Controller System

The controller system is the core dispatch mechanism in nirs4all. It routes pipeline steps to appropriate handlers based on keywords and operator types.

Overview

Every pipeline step is processed by a controller. The system uses a priority-based registry to match steps to controllers:

StepParser normalizes the step into a ParsedStep
ControllerRouter queries all registered controllers
The highest-priority matching controller executes the step

# These all get routed to appropriate controllers
pipeline = [
    MinMaxScaler(),                         # → TransformerMixinController
    {"y_processing": MinMaxScaler()},       # → YProcessingController
    KFold(n_splits=5),                       # → SplitterController
    {"branch": [[A], [B]]},                  # → BranchController
    {"merge": "predictions"},                # → MergeController
    PLSRegression(n_components=10),          # → ModelController
]

Controller Base Class

All controllers inherit from OperatorController:

from abc import ABC, abstractmethod
from typing import Any, Tuple, Optional, List, TYPE_CHECKING

if TYPE_CHECKING:
    from nirs4all.pipeline.config.context import ExecutionContext, RuntimeContext
    from nirs4all.pipeline.steps.parser import ParsedStep
    from nirs4all.data.dataset import SpectroDataset

class OperatorController(ABC):
    """Base class for pipeline operators."""

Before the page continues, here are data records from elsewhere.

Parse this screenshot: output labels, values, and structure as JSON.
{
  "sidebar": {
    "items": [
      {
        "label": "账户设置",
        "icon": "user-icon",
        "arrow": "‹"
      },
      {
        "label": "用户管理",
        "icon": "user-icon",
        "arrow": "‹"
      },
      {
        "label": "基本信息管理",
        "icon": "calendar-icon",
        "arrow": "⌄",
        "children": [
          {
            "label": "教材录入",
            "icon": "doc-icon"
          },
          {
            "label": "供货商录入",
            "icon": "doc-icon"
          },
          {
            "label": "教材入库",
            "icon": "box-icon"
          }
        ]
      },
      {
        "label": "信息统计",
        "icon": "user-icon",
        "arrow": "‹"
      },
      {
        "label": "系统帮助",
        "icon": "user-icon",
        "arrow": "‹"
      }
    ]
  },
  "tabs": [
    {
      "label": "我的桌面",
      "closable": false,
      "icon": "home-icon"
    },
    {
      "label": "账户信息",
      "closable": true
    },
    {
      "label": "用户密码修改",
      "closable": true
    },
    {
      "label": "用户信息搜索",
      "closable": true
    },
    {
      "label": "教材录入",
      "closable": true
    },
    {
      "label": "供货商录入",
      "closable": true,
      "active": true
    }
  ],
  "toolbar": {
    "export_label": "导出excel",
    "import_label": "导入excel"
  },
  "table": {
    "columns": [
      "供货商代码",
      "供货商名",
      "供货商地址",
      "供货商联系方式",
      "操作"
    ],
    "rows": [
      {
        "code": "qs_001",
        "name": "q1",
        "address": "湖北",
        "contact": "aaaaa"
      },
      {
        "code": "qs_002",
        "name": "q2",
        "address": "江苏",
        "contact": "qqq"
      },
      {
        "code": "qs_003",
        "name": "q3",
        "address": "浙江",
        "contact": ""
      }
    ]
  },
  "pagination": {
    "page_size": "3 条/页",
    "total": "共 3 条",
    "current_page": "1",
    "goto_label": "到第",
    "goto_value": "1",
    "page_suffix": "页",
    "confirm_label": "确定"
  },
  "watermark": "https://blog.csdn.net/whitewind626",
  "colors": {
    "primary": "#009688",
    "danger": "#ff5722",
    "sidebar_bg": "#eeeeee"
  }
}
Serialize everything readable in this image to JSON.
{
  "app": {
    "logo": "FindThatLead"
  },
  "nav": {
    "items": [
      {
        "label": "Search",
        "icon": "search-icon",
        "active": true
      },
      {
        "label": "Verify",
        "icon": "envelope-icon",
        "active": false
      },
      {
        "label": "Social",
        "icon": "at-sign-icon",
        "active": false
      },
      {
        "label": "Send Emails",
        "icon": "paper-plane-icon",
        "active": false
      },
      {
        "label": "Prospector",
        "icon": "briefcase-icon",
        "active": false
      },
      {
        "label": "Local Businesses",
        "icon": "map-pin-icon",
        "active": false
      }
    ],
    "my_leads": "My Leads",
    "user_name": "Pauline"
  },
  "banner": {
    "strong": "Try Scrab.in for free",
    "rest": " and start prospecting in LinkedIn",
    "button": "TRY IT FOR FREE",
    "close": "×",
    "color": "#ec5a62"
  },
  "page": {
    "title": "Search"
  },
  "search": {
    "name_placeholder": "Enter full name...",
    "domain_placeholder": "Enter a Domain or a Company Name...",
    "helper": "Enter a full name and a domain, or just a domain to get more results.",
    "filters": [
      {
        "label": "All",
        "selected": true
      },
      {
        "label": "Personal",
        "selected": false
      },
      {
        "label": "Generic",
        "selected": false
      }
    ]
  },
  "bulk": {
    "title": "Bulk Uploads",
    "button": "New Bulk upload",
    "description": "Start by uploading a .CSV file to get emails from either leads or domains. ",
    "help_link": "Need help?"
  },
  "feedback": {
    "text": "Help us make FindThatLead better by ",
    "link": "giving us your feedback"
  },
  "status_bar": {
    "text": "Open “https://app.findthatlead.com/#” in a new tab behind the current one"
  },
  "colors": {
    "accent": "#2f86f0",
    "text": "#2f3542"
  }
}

    priority: int = 100  # Lower = higher priority

    @classmethod
    @abstractmethod
    def matches(cls, step: Any, operator: Any, keyword: str) -> bool:
        """Check if this controller should handle the step."""
        raise NotImplementedError

    @classmethod
    @abstractmethod
    def use_multi_source(cls) -> bool:
        """Check if controller supports multi-source datasets."""
        return False

    @classmethod
    def supports_prediction_mode(cls) -> bool:
        """Check if controller should execute during prediction."""
        return False

    @abstractmethod
    def execute(
        self,
        step_info: "ParsedStep",
        dataset: "SpectroDataset",
        context: "ExecutionContext",
        runtime_context: "RuntimeContext",
        source: int = -1,
        mode: str = "train",
        loaded_binaries: Optional[List[Tuple[str, Any]]] = None,
        prediction_store: Optional[Any] = None
    ) -> Tuple["ExecutionContext", Any]:
        """Execute the step."""
        raise NotImplementedError

Controller Registry

Controllers are registered globally using the @register_controller decorator:

from nirs4all.controllers.registry import register_controller, CONTROLLER_REGISTRY

@register_controller
class MyController(OperatorController):
    priority = 50

    @classmethod
    def matches(cls, step, operator, keyword):
        return keyword == "my_keyword"

    # ... rest of implementation

The registry automatically sorts controllers by priority and prevents duplicate registration.

Keyword System

Keyword Types

The parser recognizes three categories of keywords:

Reserved Keywords (not treated as operators):
- params, metadata, steps, name, finetune_params, train_params, model_params
Serialization Operators (checked first):
- class, function, module, object, pipeline, instance
Workflow Keywords:
- Priority keywords (checked in order):
  1. model
  2. preprocessing
  3. feature_augmentation
  4. y_processing
  5. sample_augmentation
- Custom keywords: Any other non-reserved key

Keyword Prioritization

When multiple potential keywords exist in a step:

# "model" wins (priority keyword)
{"model": SVC(), "my_custom": lambda x: x}

# "my_custom" is used (no priority keyword present)
{"my_custom": lambda x: x, "params": {...}}

# "class" wins (serialization operator)
{"class": "sklearn.svm.SVC", "model": SVC()}

Built-in Controllers

Transform Controllers

Controller	Priority	Keywords/Matches
`TransformerMixinController`	100	sklearn TransformerMixin objects
`YProcessingController`	50	`y_processing` keyword
`FeatureAugmentationController`	50	`feature_augmentation` keyword

Model Controllers

Controller	Priority	Keywords/Matches
`ModelController`	100	sklearn estimators, `model` keyword
`TensorFlowModelController`	30	TensorFlow/Keras models
`PyTorchModelController`	30	PyTorch models
`JAXModelController`	30	JAX/Flax models
`MetaModelController`	20	`MetaModel` instances

Data Controllers

Controller	Priority	Keywords/Matches
`BranchController`	5	`branch` keyword
`MergeController`	5	`merge`, `merge_sources`, `merge_predictions` keywords
`SourceBranchController`	5	`source_branch` keyword

Splitter Controllers

Controller	Priority	Keywords/Matches
`SplitterController`	100	sklearn splitters (KFold, etc.)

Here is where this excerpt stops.